A New Anthem for Afghanistan

The new song, written in Pashtu, pays tribute to the country’s unity and diversity.

A New Anthem for Afghanistan

The new song, written in Pashtu, pays tribute to the country’s unity and diversity.

Friday, 19 March, 2010
IWPR

IWPR

Institute for War & Peace Reporting

Afghanistan may soon have a new national anthem, with words calling for national unity while noting the nation’s ethnic diversity. But as in the past, the language in which the anthem is sung has become a matter of dispute.


The current anthem, performed at official government ceremonies, dates back to the mid- Nineties and the mujahedin regime of former president Burhanuddin Rabbani. Its lyrics, considered by some more pan-Islamic than national, are in Dari, one of the country’s official languages and spoken by the Tajiks, Hazaras and other ethnic groups, and also widely used as a second language by others.


Afghanistan’s first national anthem, used during the rule of King Amanullah in the late Twenties, was sung in Pashtu to western-style parade music. There was no national anthem during King Habibullah’s nine-month regime in 1929, and in the subsequent reign of King Mohammed Nadir Shah until 1933, Pashtu lyrics were sung to martial music. While King Mohammad Zaher Shah was in power between 1933 and 1973, the anthem consisted of music without words.


The constitution approved by a Loya Jirga or grand assembly in early 2004 requires that the anthem be performed in Pashtu, another of the country’s official languages and the one used by the country’s majority ethnic group, the Pashtuns.


The Constitution also requires that the anthem include the names of the country’s major ethic groups and contain the words “Allah hu Akbar” (God is Great).


Disagreements over which language to use for the national anthem nearly derailed the Constitutional Loya Jirga, and some of the delegates who attended are still unhappy with the decision.


Former presidential candidate Abdul Hafiz Mansur, editor of the Payam-e-Mujahed, Voice of the Mujahedin, newspaper, was among the delegates who opposed the Loya Jirga’s decision at the time, and still says he would prefer the new anthem to be sung in both Pashtu and Dari, or simply have no lyrics at all.


“There were many Loya Jirga members who didn’t like it,” said Mansur, whose newspaper represents the view of Jamiat-e-Islami, a former mujahedin faction whose stronghold is in the mainly Tajik northeast. “In my opinion, [the new anthem] is a problem and will remain a problem. It should be in both languages.”


Rahnaward Zaryab, a member of the ethnically diverse, 40-member culture and information ministry council that chose the national anthem, told IWPR that the ministry received more than a hundred poems in a variety of languages after it announced the competition in last spring. There is currently a worldwide contest under way to set the words to music.


The first verse of the proposed anthem is the same as the one used in the Seventies during the regime of former President Daoud. They were written by the famed Pashtun post Abdul Rauf Benawa and remained in use until Rabbani came to power in 1992.


Habibullah Rafi, a member of the Afghanistan Academy of Scientists and a political analyst, composed the remainder of the lyrics.

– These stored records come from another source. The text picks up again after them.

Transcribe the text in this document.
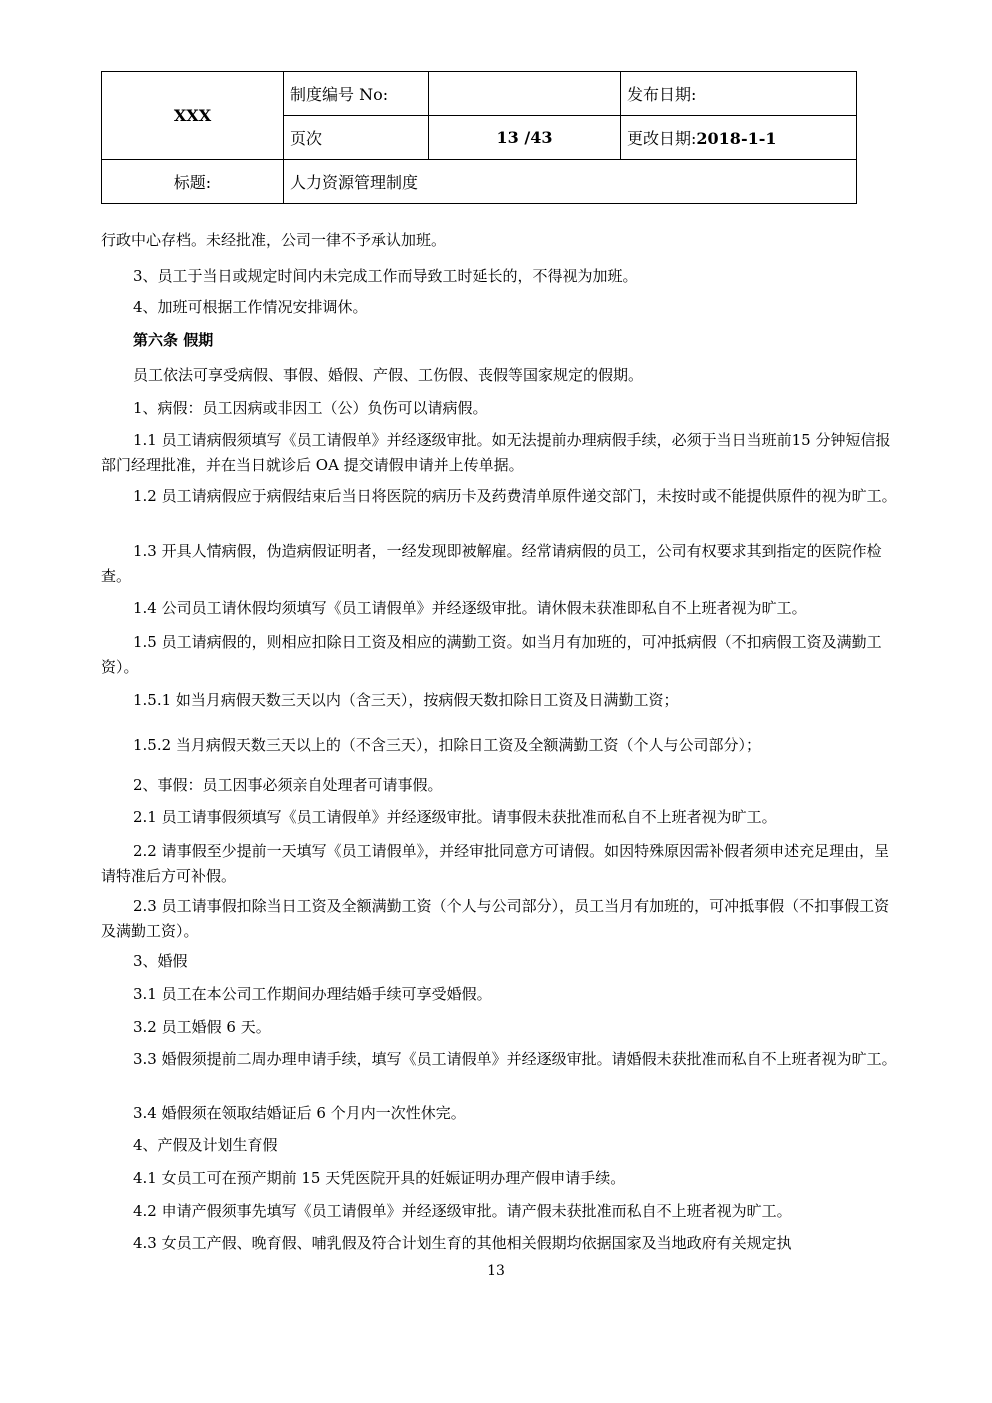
XXX	制度编号 No:		发布日期:
	页次	13 /43	更改日期:2018-1-1
标题:	人力资源管理制度		
行政中心存档。未经批准，公司一律不予承认加班。
3、员工于当日或规定时间内未完成工作而导致工时延长的，不得视为加班。
4、加班可根据工作情况安排调休。
第六条 假期
员工依法可享受病假、事假、婚假、产假、工伤假、丧假等国家规定的假期。
1、病假：员工因病或非因工（公）负伤可以请病假。
1.1 员工请病假须填写《员工请假单》并经逐级审批。如无法提前办理病假手续，必须于当日当班前15 分钟短信报部门经理批准，并在当日就诊后 OA 提交请假申请并上传单据。
1.2 员工请病假应于病假结束后当日将医院的病历卡及药费清单原件递交部门，未按时或不能提供原件的视为旷工。
1.3 开具人情病假，伪造病假证明者，一经发现即被解雇。经常请病假的员工，公司有权要求其到指定的医院作检查。
1.4 公司员工请休假均须填写《员工请假单》并经逐级审批。请休假未获准即私自不上班者视为旷工。
1.5 员工请病假的，则相应扣除日工资及相应的满勤工资。如当月有加班的，可冲抵病假（不扣病假工资及满勤工资）。
1.5.1 如当月病假天数三天以内（含三天），按病假天数扣除日工资及日满勤工资；
1.5.2 当月病假天数三天以上的（不含三天），扣除日工资及全额满勤工资（个人与公司部分）；
2、事假：员工因事必须亲自处理者可请事假。
2.1 员工请事假须填写《员工请假单》并经逐级审批。请事假未获批准而私自不上班者视为旷工。
2.2 请事假至少提前一天填写《员工请假单》，并经审批同意方可请假。如因特殊原因需补假者须申述充足理由，呈请特准后方可补假。
2.3 员工请事假扣除当日工资及全额满勤工资（个人与公司部分），员工当月有加班的，可冲抵事假（不扣事假工资及满勤工资）。
3、婚假
3.1 员工在本公司工作期间办理结婚手续可享受婚假。
3.2 员工婚假 6 天。
3.3 婚假须提前二周办理申请手续，填写《员工请假单》并经逐级审批。请婚假未获批准而私自不上班者视为旷工。
3.4 婚假须在领取结婚证后 6 个月内一次性休完。
4、产假及计划生育假
4.1 女员工可在预产期前 15 天凭医院开具的妊娠证明办理产假申请手续。
4.2 申请产假须事先填写《员工请假单》并经逐级审批。请产假未获批准而私自不上班者视为旷工。
4.3 女员工产假、晚育假、哺乳假及符合计划生育的其他相关假期均依据国家及当地政府有关规定执
13
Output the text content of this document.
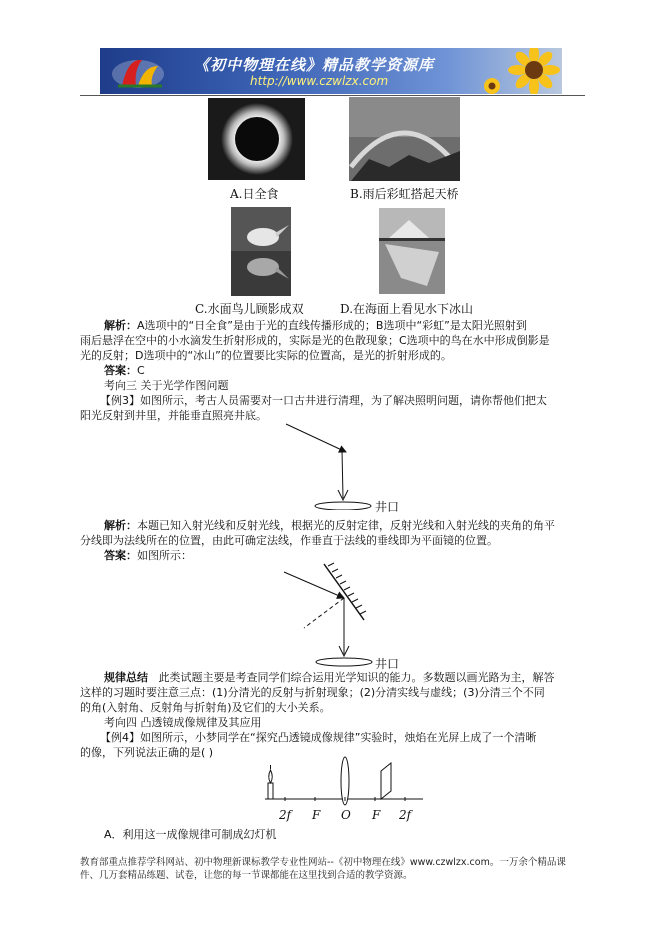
《初中物理在线》精品教学资源库
http://www.czwlzx.com
A.日全食	B.雨后彩虹搭起天桥
C.水面鸟儿顾影成双	D.在海面上看见水下冰山
解析：A选项中的“日全食”是由于光的直线传播形成的；B选项中“彩虹”是太阳光照射到
雨后悬浮在空中的小水滴发生折射形成的，实际是光的色散现象；C选项中的鸟在水中形成倒影是
光的反射；D选项中的“冰山”的位置要比实际的位置高，是光的折射形成的。
答案：C
考向三 关于光学作图问题
【例3】如图所示，考古人员需要对一口古井进行清理，为了解决照明问题，请你帮他们把太
阳光反射到井里，并能垂直照亮井底。
井口
解析：本题已知入射光线和反射光线，根据光的反射定律，反射光线和入射光线的夹角的角平
分线即为法线所在的位置，由此可确定法线，作垂直于法线的垂线即为平面镜的位置。
答案：如图所示：
井口
规律总结 此类试题主要是考查同学们综合运用光学知识的能力。多数题以画光路为主，解答
这样的习题时要注意三点：(1)分清光的反射与折射现象；(2)分清实线与虚线；(3)分清三个不同
的角(入射角、反射角与折射角)及它们的大小关系。
考向四 凸透镜成像规律及其应用
【例4】如图所示，小梦同学在“探究凸透镜成像规律”实验时，烛焰在光屏上成了一个清晰
的像，下列说法正确的是( )
2f F O F 2f
A．利用这一成像规律可制成幻灯机
教育部重点推荐学科网站、初中物理新课标教学专业性网站--《初中物理在线》www.czwlzx.com。一万余个精品课
件、几万套精品练题、试卷，让您的每一节课都能在这里找到合适的教学资源。
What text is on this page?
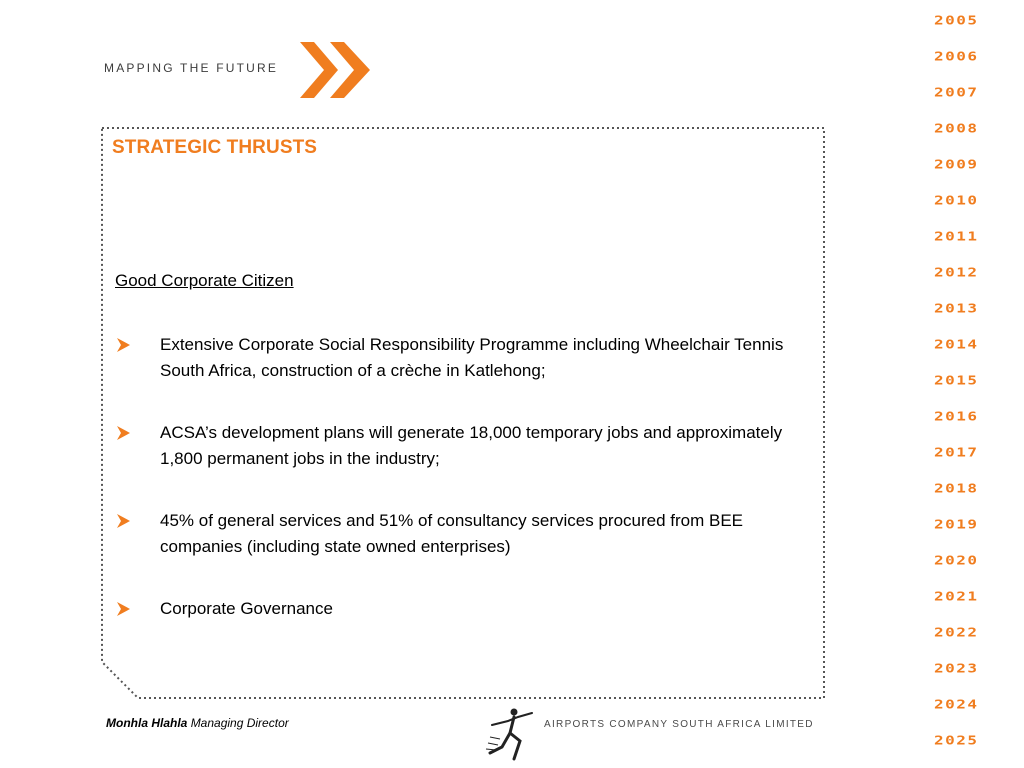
MAPPING THE FUTURE
STRATEGIC THRUSTS
Good Corporate Citizen
Extensive Corporate Social Responsibility Programme including Wheelchair Tennis South Africa, construction of a crèche in Katlehong;
ACSA’s development plans will generate 18,000 temporary jobs and approximately 1,800 permanent jobs in the industry;
45% of general services and 51% of consultancy services procured from BEE companies (including state owned enterprises)
Corporate Governance
2005
2006
2007
2008
2009
2010
2011
2012
2013
2014
2015
2016
2017
2018
2019
2020
2021
2022
2023
2024
2025
Monhla Hlahla Managing Director	AIRPORTS COMPANY SOUTH AFRICA LIMITED
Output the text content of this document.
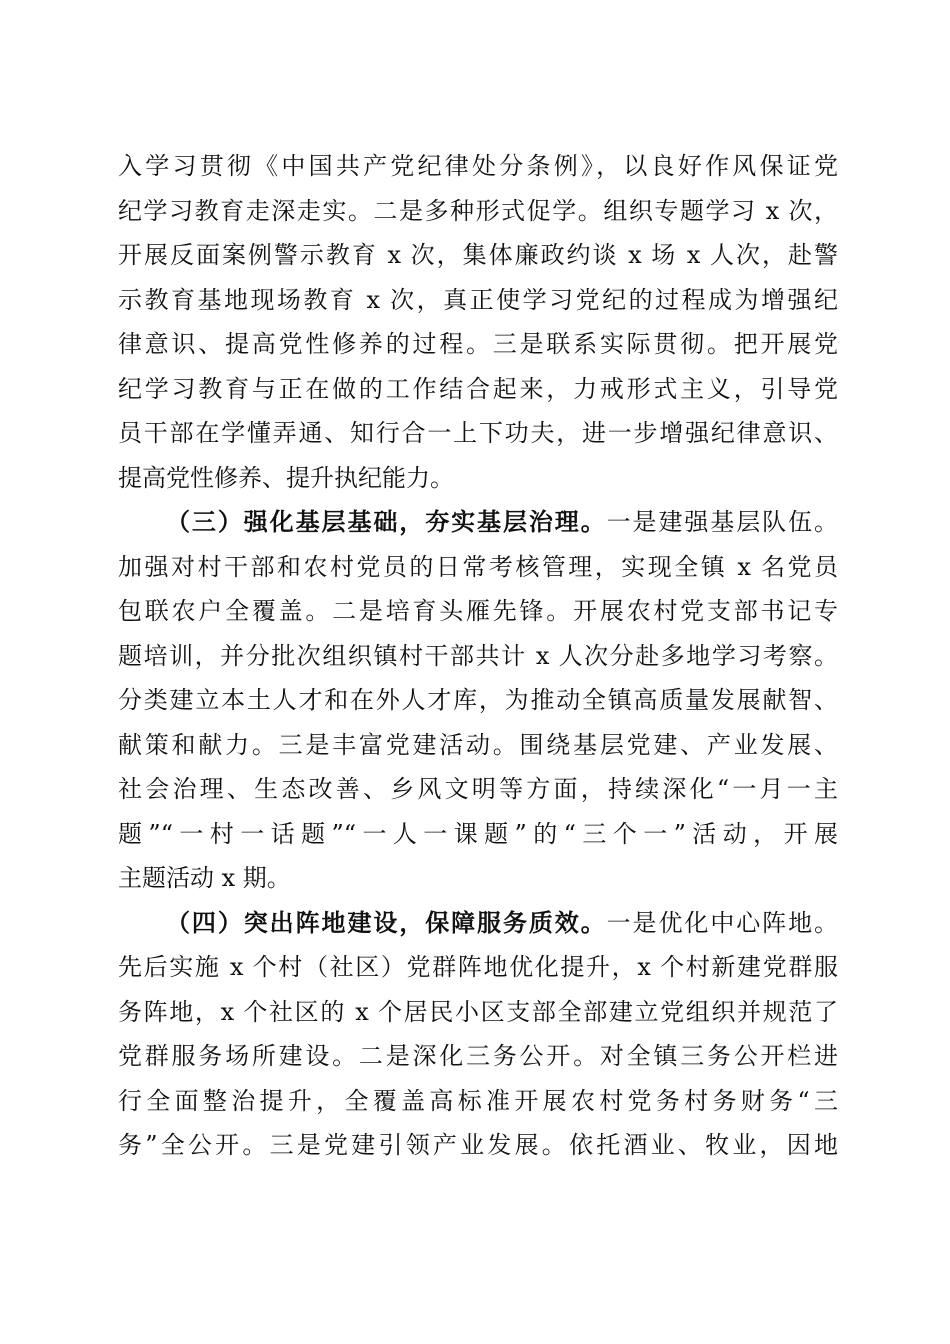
入学习贯彻《中国共产党纪律处分条例》，以良好作风保证党
纪学习教育走深走实。二是多种形式促学。组织专题学习 x 次，
开展反面案例警示教育 x 次，集体廉政约谈 x 场 x 人次，赴警
示教育基地现场教育 x 次，真正使学习党纪的过程成为增强纪
律意识、提高党性修养的过程。三是联系实际贯彻。把开展党
纪学习教育与正在做的工作结合起来，力戒形式主义，引导党
员干部在学懂弄通、知行合一上下功夫，进一步增强纪律意识、
提高党性修养、提升执纪能力。
（三）强化基层基础，夯实基层治理。一是建强基层队伍。
加强对村干部和农村党员的日常考核管理，实现全镇 x 名党员
包联农户全覆盖。二是培育头雁先锋。开展农村党支部书记专
题培训，并分批次组织镇村干部共计 x 人次分赴多地学习考察。
分类建立本土人才和在外人才库，为推动全镇高质量发展献智、
献策和献力。三是丰富党建活动。围绕基层党建、产业发展、
社会治理、生态改善、乡风文明等方面，持续深化“一月一主
题”“一村一话题”“一人一课题”的“三个一”活动，开展
主题活动 x 期。
（四）突出阵地建设，保障服务质效。一是优化中心阵地。
先后实施 x 个村（社区）党群阵地优化提升，x 个村新建党群服
务阵地，x 个社区的 x 个居民小区支部全部建立党组织并规范了
党群服务场所建设。二是深化三务公开。对全镇三务公开栏进
行全面整治提升，全覆盖高标准开展农村党务村务财务“三
务”全公开。三是党建引领产业发展。依托酒业、牧业，因地
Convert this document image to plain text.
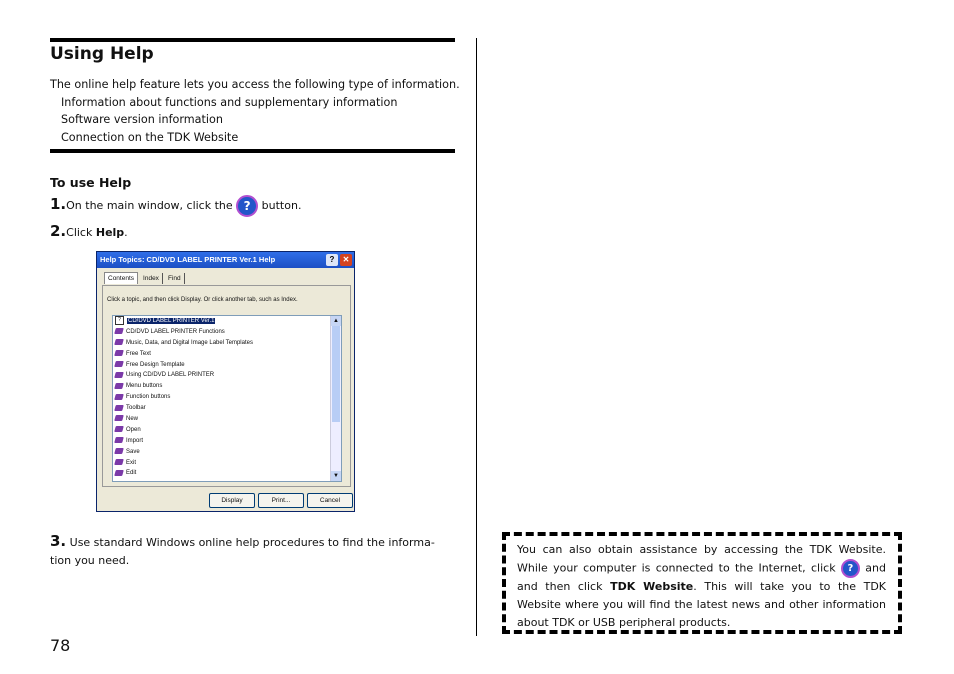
Using Help
The online help feature lets you access the following type of information.
Information about functions and supplementary information
Software version information
Connection on the TDK Website
To use Help
1.On the main window, click the ? button.
2.Click Help.
Help Topics: CD/DVD LABEL PRINTER Ver.1 Help	?	✕
Contents Index Find
Click a topic, and then click Display. Or click another tab, such as Index.
? CD/DVD LABEL PRINTER Ver.1
CD/DVD LABEL PRINTER Functions
Music, Data, and Digital Image Label Templates
Free Text
Free Design Template
Using CD/DVD LABEL PRINTER
Menu buttons
Function buttons
Toolbar
New
Open
Import
Save
Exit
Edit
▲
▼
Display	Print...	Cancel
3. Use standard Windows online help procedures to find the informa-tion you need.
You can also obtain assistance by accessing the TDK Website. While your computer is connected to the Internet, click ? and and then click TDK Website. This will take you to the TDK Website where you will find the latest news and other information about TDK or USB peripheral products.
78
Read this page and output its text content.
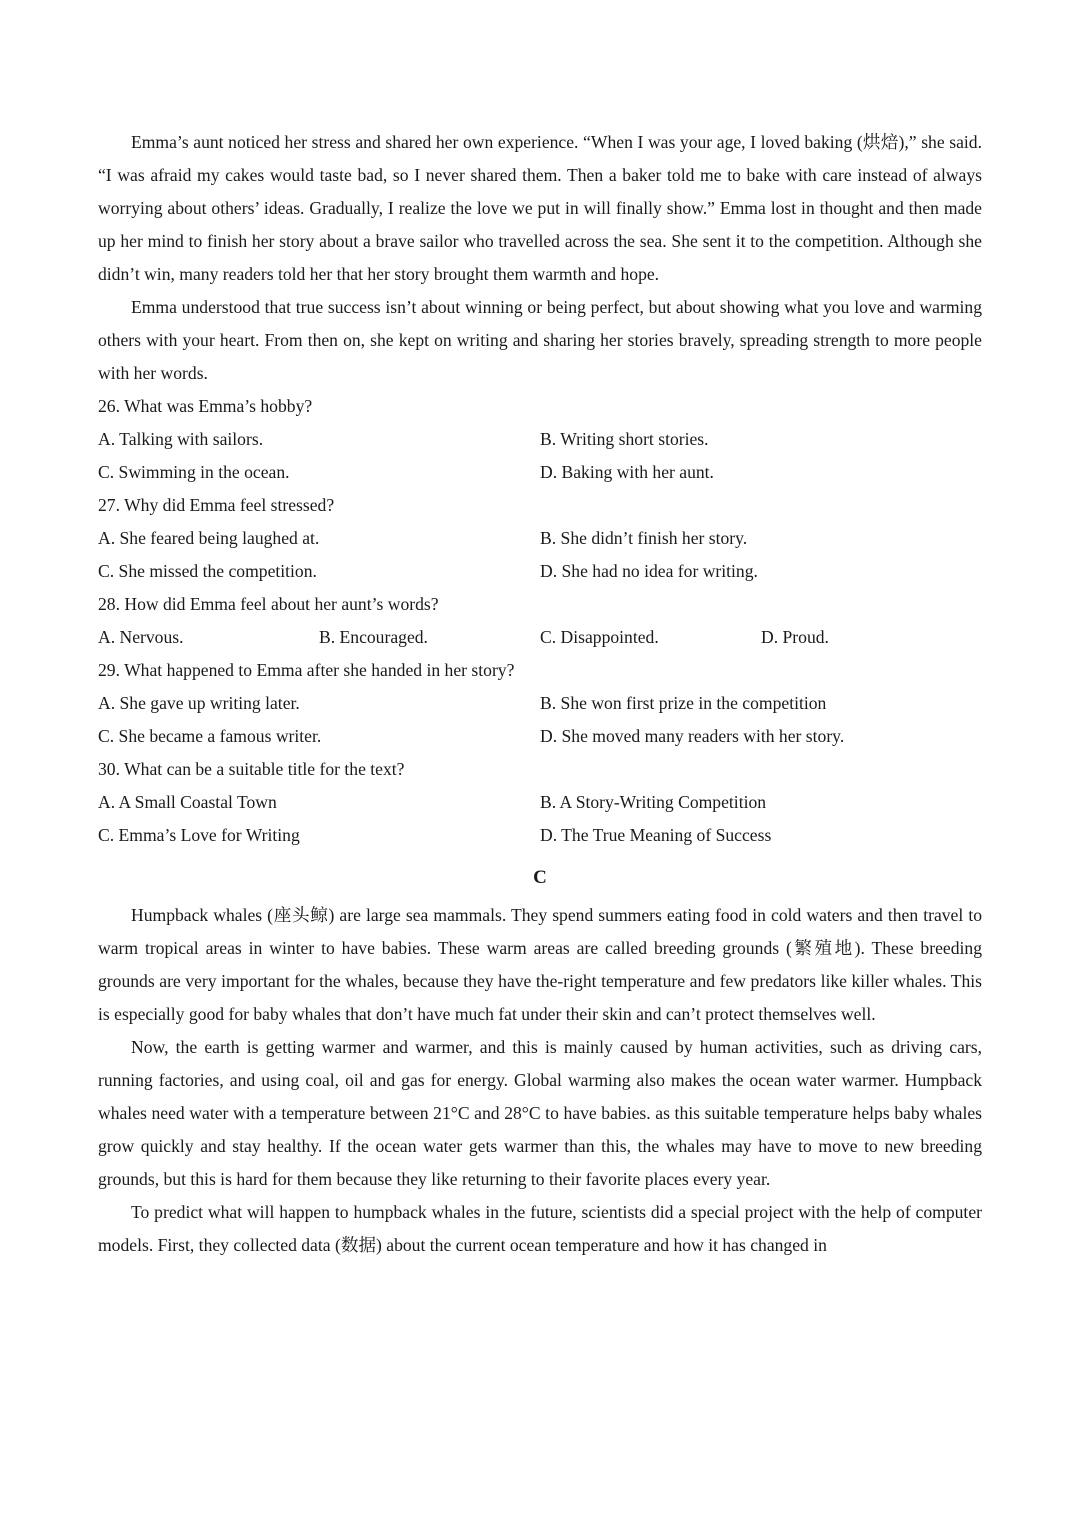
Emma’s aunt noticed her stress and shared her own experience. “When I was your age, I loved baking (烘焙),” she said. “I was afraid my cakes would taste bad, so I never shared them. Then a baker told me to bake with care instead of always worrying about others’ ideas. Gradually, I realize the love we put in will finally show.” Emma lost in thought and then made up her mind to finish her story about a brave sailor who travelled across the sea. She sent it to the competition. Although she didn’t win, many readers told her that her story brought them warmth and hope.

Emma understood that true success isn’t about winning or being perfect, but about showing what you love and warming others with your heart. From then on, she kept on writing and sharing her stories bravely, spreading strength to more people with her words.

26. What was Emma’s hobby?

A. Talking with sailors.	B. Writing short stories.
C. Swimming in the ocean.	D. Baking with her aunt.

27. Why did Emma feel stressed?

A. She feared being laughed at.	B. She didn’t finish her story.
C. She missed the competition.	D. She had no idea for writing.

28. How did Emma feel about her aunt’s words?

A. Nervous.	B. Encouraged.	C. Disappointed.	D. Proud.

29. What happened to Emma after she handed in her story?

A. She gave up writing later.	B. She won first prize in the competition
C. She became a famous writer.	D. She moved many readers with her story.

30. What can be a suitable title for the text?

A. A Small Coastal Town	B. A Story-Writing Competition
C. Emma’s Love for Writing	D. The True Meaning of Success
C

Humpback whales (座头鲸) are large sea mammals. They spend summers eating food in cold waters and then travel to warm tropical areas in winter to have babies. These warm areas are called breeding grounds (繁殖地). These breeding grounds are very important for the whales, because they have the-right temperature and few predators like killer whales. This is especially good for baby whales that don’t have much fat under their skin and can’t protect themselves well.

Now, the earth is getting warmer and warmer, and this is mainly caused by human activities, such as driving cars, running factories, and using coal, oil and gas for energy. Global warming also makes the ocean water warmer. Humpback whales need water with a temperature between 21°C and 28°C to have babies. as this suitable temperature helps baby whales grow quickly and stay healthy. If the ocean water gets warmer than this, the whales may have to move to new breeding grounds, but this is hard for them because they like returning to their favorite places every year.

To predict what will happen to humpback whales in the future, scientists did a special project with the help of computer models. First, they collected data (数据) about the current ocean temperature and how it has changed in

Here are the lyrics to the proposed anthem:


So long as there is the earth and the sky,


So long as the world endures;


So long as there is life in the world,


So long as a single Afghan breathes,


There will be this Afghanistan.


Whether we are Hazara or Baluch,


Pashai or Nuristani,


Uzbek or Turkmen,


Pashtun or Tajik,


Whatever ethnicity we are from,


We are all Afghans. And children of one homeland.


Our chant is freedom, peace and reconstruction,


development, and progress toward success.


This is our sacred call –


God is Great! God is Great!


Ahmad Shah Ahmadzai, a former presidential candidate and former deputy head of the Ittihad-e-Islami faction under the fundamentalist Abdul Rab Rasul Sayyaf, said he could live with either the proposed anthem or the one used during the Rabbani regime.


"It was ratified in the constitutional Loya Jirga that the verses of national anthem should be in Pashtu, and I accept that," said Ahmadzai, a Pashtun. "The anthem played in Dari is also acceptable for me; it's an Islamic anthem."


But Mahmood Shah, 48, a Pashtun in Kabul, said, “The mujahedin government’s national anthem didn’t belong to all of Afghanistan, even though there were holy words in it. It was like a party’s anthem, not a national anthem”.


He told IWPR he believed the new anthem better reflects the modern realities of Afghanistan.


"We as citizens should try to do what the poem says regarding unity and development,” said Mahmood Shah.


The proposed anthem must now be approved by President Hamed Karzai and his cabinet.


Wahidullah Amani is a staff reporter for IWPR in Kabul.